Desde que iniciara su expansión por el Mediterráneo el siglo III a. C., el discurso que Roma promovió de sí misma frente a la conquista de otros pueblos adujo el ámbito cívico como argumento de superioridad. Su fundamento descansaba en el marco jurídico de la civitas, el que, habiendo normado el espacio público a través de un cuerpo de leyes, dominaba las arbitrariedades del poder y construía un devenir tendiente a la justicia7. De modo que la transferencia de esas leyes traería aparejado el beneficio de la civilización a los pueblos conquistados, que serían integrados en el modelo romano (Brunt 168-90). Los principios aludidos por Roma en el proceso de expansión mediterránea se transformaron en argumento de la superioridad europea frente al resto del orbe, lo que afectó directamente en la interpretación de la historia romana y en la comprensión de la identidad en las postrimerías del siglo XIX y en los albores del XX.

En este marco, la fase imperialista entre 1871 y 1914 suscitó la revisión de los conceptos implicados en los procesos de conquista y colonización, circunstancia en que la historia romana no quedó fuera de escena (Gabba 189 y ss.; Champion y Eckstein 2-5). El avance que la urbs desarrolló a lo largo de los siglos constituyó un buen ejemplo para comprender los procesos de imperialismo contemporáneo, entendidos similarmente (Mommsen, Historia 29-30, 44-5 y 79-81; Finley 15-6; Bancalari, “Theodor Mommsen” 137-41; Martínez 93). La historia de Roma se continuaba interpretando en clave moderna, lo que posibilitaba comprender el proceso de interacción entre potencias imperiales y comunidades colonizadas.

Las consideraciones de la historia antigua en relación con los sucesos del imperialismo, así como en función del ya referido concepto moderno de nación, desembocaron en la comprensión de la identidad romana en relación con la comunidad jurídico-política, que, aplicada en la colonización, estableció una visión del ser romano en términos unívocos y extensivos. La expansión de la urbs se entendía como un proceso de integración en el que los diferentes pueblos conquistados pasaban a formar parte de la comunidad romana, adquiriendo sus leyes, su idioma, sus costumbres y, en suma, su cultura (Mommsen, El mundo passim; Haverfield 9-22; Peter Freeman 27). Aquellos factores que otrora se entendían como los componentes esenciales de la nación, y cuyo reconocimiento había permitido construir una identidad unívoca en el siglo XIX, se reconocían ahora en Roma y su conquista (Wulff 45). De este modo, la construcción de provincias y de municipios, con la consecuente incorporación de las comunidades foráneas al sistema jurídico, se interpretó como un proceso de transformación cultural en el que los pueblos foráneos adheridos a Roma habrían desarrollado una incorporación de carácter total8. Se trataba de una perspectiva cuyo fundamento suponía que el otorgamiento de leyes políticas y jurídicas establecían el funcionamiento de las sociedades adheridas a la urbs en coherencia con esta última. De acuerdo con el concepto de nación, en tanto que poder político estatal, la extensión del Estado a través de sus leyes era, al tiempo que institucional, social (Nieto 222-3).

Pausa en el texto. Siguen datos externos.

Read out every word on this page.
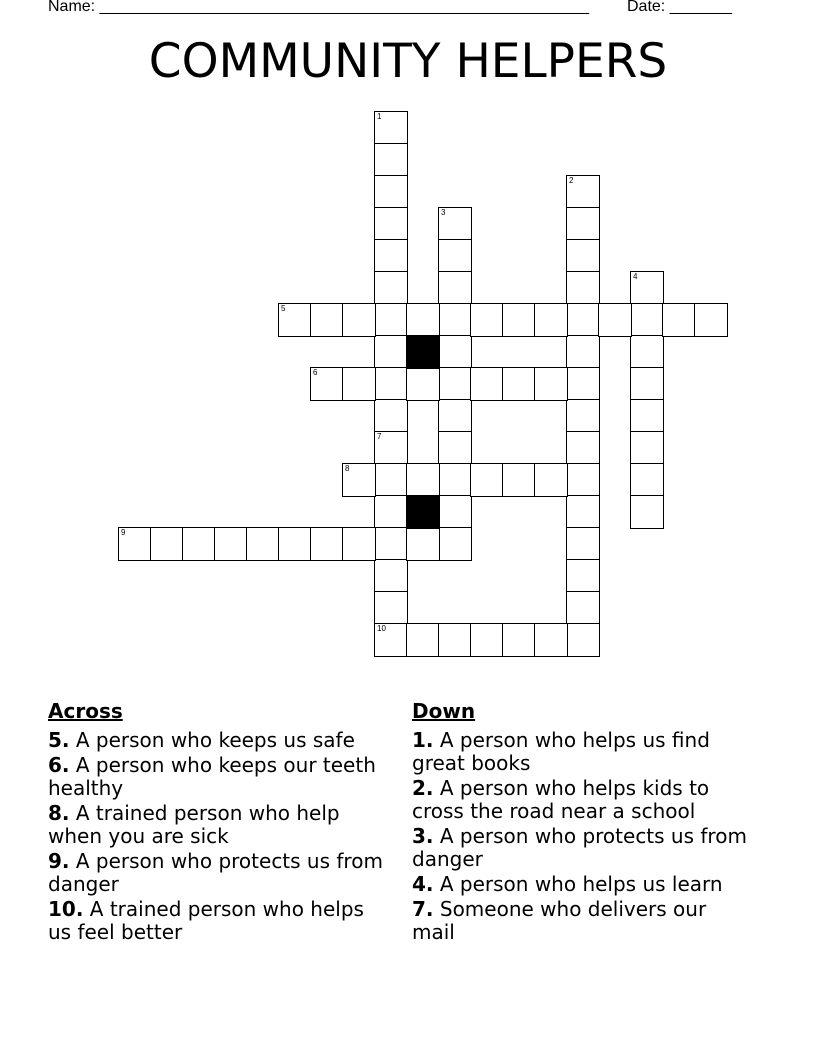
Name: _______________________________________________________ Date: _______
COMMUNITY HELPERS
1
7
10
2
3
4
5
6
8
9
Across
5. A person who keeps us safe
6. A person who keeps our teeth healthy
8. A trained person who help when you are sick
9. A person who protects us from danger
10. A trained person who helps us feel better
Down
1. A person who helps us find great books
2. A person who helps kids to cross the road near a school
3. A person who protects us from danger
4. A person who helps us learn
7. Someone who delivers our mail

En definitiva, la aplicación de teorías imperialistas a la historia clásica estableció una conceptualización del ser romano bajo principios políticos que, circunscritos en la colonización, decantaron en una concepción de la romanidad ligada a la ciudadanía. Entendida como reconocimiento político institucional mediante una definición jurídica de amplio alcance, la civitas permitía comprender la manera en que Roma, a través de los siglos, construyó un modelo de organización sociocultural común entre todos sus miembros (Harris 51-64). La ciudadanía, pues, se erigía como principio de la identidad y la referencia a ella en los principales estudios del siglo XX viene dada desde su aceptación o rechazo.

Esta visión de la identidad romana propiciada en el siglo XIX se mantuvo hasta mediados del siglo XX, reafirmada, en cierta medida, por los aportes de la sociología y su visión sistémica. Antes que particularidades o individualidades, la sociología consideraba el marco social como un todo en el que cada pieza jugaba un rol específico, por lo que adquirían sentido dentro del conjunto (Aurell 17-9). A diferencia de la historia, no promovía el estudio de lo particular e irrepetible. Se ocupaba de problemas generales comprensibles como resultado de un devenir que, más allá de vincularse con las características específicas del ser humano y de su libertad, se ordenaba en función de los principios sociales del hombre en tanto que ser comunitario. Los estudios de la Antigüedad en este orden consideraban el ser social como resultado de un conjunto de piezas ordenadas para tales efectos, en el que el Estado, como agente ordenador, jugaba un rol preponderante9. Y en esta perspectiva la romanidad, referida en términos de conjunto, mantuvo el sentido homogeneizante y unívoco de su conceptualización.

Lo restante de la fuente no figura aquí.